Если б я назвал всех любимых поэтов, длинный получился бы список; кроме тех, что уже упоминались, тут были бы Фет, Иннокентий Анненский, Ахматова, Есенин, Заболоцкий, Павел Васильев (говорю только об умерших); тут были бы Вийон, Верлен, Рембо, Галактион Табидзе, Аттила Иожеф, но, зная их только по-русски, я не уверен, что знаю их настоящих. Если перевод рабски точен, это не поэзия, если же он осуществлен сильной и самостоятельной поэтической индивидуальностью, то что же получает читатель: новый аспект русского поэта или некий симбиоз двух больших стихотворцев? В «Стансах к Августе» трубно звучит характерный голос Пастернака, Байрона почти не слышно. Думается, если ты не владеешь чужим языком, как собственным, тебе открывается по-настоящему лишь отечественная поэзия.

Музыка[4]

Вероятно, я и теперь не до конца понимаю, как все случилось. Будь я человек музыкальный, умей играть на каком-нибудь инструменте, как многие мои коллеги или сверстники, учись бы когда-нибудь музыке… Но у меня трагически абсолютное отсутствие музыкального слуха! Нет, меня пробовали в детстве учить играть на рояле и немецкому языку. Последним я овладел, а вот что касается музыки… Здесь мое обучение дальше гамм не продвинулось. У меня была очень хорошая память, и я легко запоминал расположение пальцев учительницы. Но как только упражнения усложнились и дело дошло до этюдов Черни, одной лишь зрительной памяти оказалось недостаточно, и занятия прекратились. В школе, где я до последнего класса был круглым отличником, наверное, потому, что не страдал ярко выраженным пристрастием к какому-либо одному предмету, один раз у меня все-таки появилось «плохо» в четверти — по пению. Я не только не мог в хоре правильно и ритмично «попасть в ноту», но даже не способен был узнавать «Марш Черномора», короче — слон на ухо наступил. Учительница быстро сориентировалась в моих «талантах» и стала спрашивать вещи «вокруг» музыки: что сочинил тот или иной композитор, биографические сведения о нем… Это меня спасало. Конечно, меня водили в оперу. Я испытывал томительную скуку, и уже один вид Большого театра нагонял на меня тоску.
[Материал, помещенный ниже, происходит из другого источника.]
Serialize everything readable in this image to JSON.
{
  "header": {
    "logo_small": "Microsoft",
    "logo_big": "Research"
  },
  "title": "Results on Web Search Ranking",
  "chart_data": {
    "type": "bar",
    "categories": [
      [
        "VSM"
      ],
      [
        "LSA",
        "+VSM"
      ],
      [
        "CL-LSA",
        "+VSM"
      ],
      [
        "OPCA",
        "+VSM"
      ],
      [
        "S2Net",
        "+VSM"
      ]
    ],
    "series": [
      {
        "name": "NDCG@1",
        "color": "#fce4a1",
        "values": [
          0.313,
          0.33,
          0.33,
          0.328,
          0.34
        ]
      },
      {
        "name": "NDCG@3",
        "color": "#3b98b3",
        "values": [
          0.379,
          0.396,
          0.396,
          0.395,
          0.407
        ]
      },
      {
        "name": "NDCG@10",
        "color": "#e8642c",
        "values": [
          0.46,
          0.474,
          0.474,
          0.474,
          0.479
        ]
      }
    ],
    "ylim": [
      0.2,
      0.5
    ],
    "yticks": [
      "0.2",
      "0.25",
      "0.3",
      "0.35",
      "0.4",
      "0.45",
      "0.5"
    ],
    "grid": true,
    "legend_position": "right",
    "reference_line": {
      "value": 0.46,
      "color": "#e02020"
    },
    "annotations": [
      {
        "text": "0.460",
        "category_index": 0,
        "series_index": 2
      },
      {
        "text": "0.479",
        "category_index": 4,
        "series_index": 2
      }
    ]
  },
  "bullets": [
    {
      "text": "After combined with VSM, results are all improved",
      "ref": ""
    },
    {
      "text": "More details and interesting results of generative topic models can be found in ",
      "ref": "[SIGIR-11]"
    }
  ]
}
Однажды, мне было тогда одиннадцать лет, в 1931 году, мы с отцом отправились гулять, по дороге какой-то барышник предложил нам билеты на «Севильского цирюльника». И хотя мне страшно не хотелось идти на спектакль, отцу удалось уговорить меня. Мы пошли. Поначалу одолевала знакомая дремота, пока вдруг не явилось чудо. Я впервые услышал и, что было для меня важнее, — увидел Лемешева. Он стал и остался самой сильной музыкальной привязанностью моей жизни. Мне приходилось потом писать о нем, делать радио- и телепередачи, и в довольно большом очерке я постарался разобраться — что же со мной произошло.